The government will ensure grades for next year’s exams are as generous as those awarded this summer, under a new package of measures announced today to try and avoid another exams fiasco.
Under the plans, pupils will also get advance notice of topics in certain subjects, be allowed to take in exam aids such as formula sheets and be able to sit contingency papers if they are off ill.
In extreme circumstances, pupils unable to sit exams would be awarded grades based on “validated teacher assessments”.
However, the government has not provided a solution that addresses the difference in lost learning across regions, instead setting up an expert group to come up with proposals.
The pledge to award grades in line with the centre assessment grades awarded this summer is perhaps the biggest concession. For instance, the proportion of top GCSE grades issued rose from 21.9 per cent in 2019 to 27.6 per cent this year.
Each subject will be given the same level of generosity so pupils aren’t disadvantaged.
Education secretary Gavin Williamson said: “I am determined to support students, parents and teachers in these unprecedented times and hope measures like more generous grading and advance notice of some topic areas will give young people the clarity and confidence they need to achieve every success.”
The decision on generous grades was proposed by Ofqual and supported by the Department for Education.
But the sector will have to wait until the new year for further details on the plans. The lack of solutions for regional variances in lost learning will also be concerning.
The government said its new expert group, which would be representative across the sector, will “look at differential learning and monitor the variation in the impact of the pandemic on students across the country”.
The group may look into ideas such as issuing an asterix on results to show pupils who had lost learning, or urging universities to lower entry requirements. But the government has ruled out looking at regional grading variations.
It’s understood the group was set up as the government wasn’t happy any ideas currently on the table would provide a solution without creating more problems.
Under the plans announced, students will receive advance notice of “some” topic areas covered in GCSE, AS and A-levels by the end of January. But there are no further details on which topics these are currently.
David Laws, executive chairman of the Education Policy Institute think tank, urged the government to outline the advance content “no later than the first week of January”.
Exam aids – such as formula sheets – will also be provided in some exams, giving “students more confidence and reducing the amount of information they need to memorise”.
Ofqual and the exam boards are looking at each paper to decide what is possible.
In terms of contingency plans, if a student misses one or more exams due to self-isolation or sickness, but has still completed a proportion of their qualification, they will still receive a grade.
If a student misses all of their assessments in a subject, they will have the opportunity to sit a contingency paper, one in each subject, “shortly” after the main exams. It is expected that the exams will mainly take place in the first two weeks of July.

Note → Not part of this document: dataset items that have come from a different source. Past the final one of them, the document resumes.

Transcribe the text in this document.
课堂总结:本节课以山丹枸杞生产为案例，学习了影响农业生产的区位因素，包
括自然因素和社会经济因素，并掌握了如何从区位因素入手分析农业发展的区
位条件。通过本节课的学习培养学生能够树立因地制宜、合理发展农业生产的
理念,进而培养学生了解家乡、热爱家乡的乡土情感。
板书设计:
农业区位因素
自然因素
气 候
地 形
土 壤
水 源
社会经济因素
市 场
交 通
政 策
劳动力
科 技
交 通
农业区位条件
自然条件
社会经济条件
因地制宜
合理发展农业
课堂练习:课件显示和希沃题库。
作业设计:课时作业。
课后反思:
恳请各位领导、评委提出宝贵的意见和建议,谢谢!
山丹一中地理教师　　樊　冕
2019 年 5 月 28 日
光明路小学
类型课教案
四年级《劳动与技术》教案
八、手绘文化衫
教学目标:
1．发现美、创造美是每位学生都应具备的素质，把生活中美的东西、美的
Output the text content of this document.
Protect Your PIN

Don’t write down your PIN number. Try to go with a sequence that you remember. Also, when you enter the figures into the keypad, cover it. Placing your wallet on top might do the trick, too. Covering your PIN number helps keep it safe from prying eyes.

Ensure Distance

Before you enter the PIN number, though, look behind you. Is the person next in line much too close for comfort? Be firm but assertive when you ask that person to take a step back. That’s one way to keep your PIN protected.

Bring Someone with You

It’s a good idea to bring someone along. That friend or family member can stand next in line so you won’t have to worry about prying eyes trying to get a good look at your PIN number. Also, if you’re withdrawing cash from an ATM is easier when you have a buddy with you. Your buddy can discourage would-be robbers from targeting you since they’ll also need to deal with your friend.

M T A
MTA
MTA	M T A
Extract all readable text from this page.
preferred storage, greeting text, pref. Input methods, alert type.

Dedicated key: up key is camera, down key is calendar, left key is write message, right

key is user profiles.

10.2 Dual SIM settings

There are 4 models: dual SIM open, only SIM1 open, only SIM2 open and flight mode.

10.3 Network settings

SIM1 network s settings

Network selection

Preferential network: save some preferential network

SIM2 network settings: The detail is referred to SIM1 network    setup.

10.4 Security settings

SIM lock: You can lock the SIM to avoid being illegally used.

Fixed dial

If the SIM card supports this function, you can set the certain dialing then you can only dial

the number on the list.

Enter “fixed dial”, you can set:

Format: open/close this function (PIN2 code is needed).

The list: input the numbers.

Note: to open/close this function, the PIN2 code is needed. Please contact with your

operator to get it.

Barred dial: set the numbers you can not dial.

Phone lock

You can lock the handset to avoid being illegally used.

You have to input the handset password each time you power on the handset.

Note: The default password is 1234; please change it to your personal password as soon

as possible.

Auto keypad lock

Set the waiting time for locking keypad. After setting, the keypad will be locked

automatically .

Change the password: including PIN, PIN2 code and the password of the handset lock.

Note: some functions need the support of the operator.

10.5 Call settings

In the “extreme” case where a student has a “legitimate reason to miss all of their papers” then a “validated teacher informed assessment” can be used. But only “once all chances to sit an exam have passed”.
Dr Philip Wright, director general at JCQ, said they will need to reflect with DfE and Ofqual in the new year on “when and how ‘validated teacher informed assessment’ would be used”.
He added: “We believe that the vast majority of students will be able to complete their full set of exam assessments and, with the contingency papers should be able to complete at least one form of exam or assessment to allow a grade to be awarded.”
Pupils who are clinically extremely vulnerable may also be allowed to sit an invigilated exam at home, if they cannot sit exams in school.
The National Education Union said the announcement is “better than nothing”, but “far less helpful than it could have been if it had been made sooner”.
Meanwhile Geoff Barton, general secretary at head teachers’ union ASCL, said the solution is “not perfect” but “represents a reasonable package of measures to mitigate the damaging impact on learning of the pandemic”.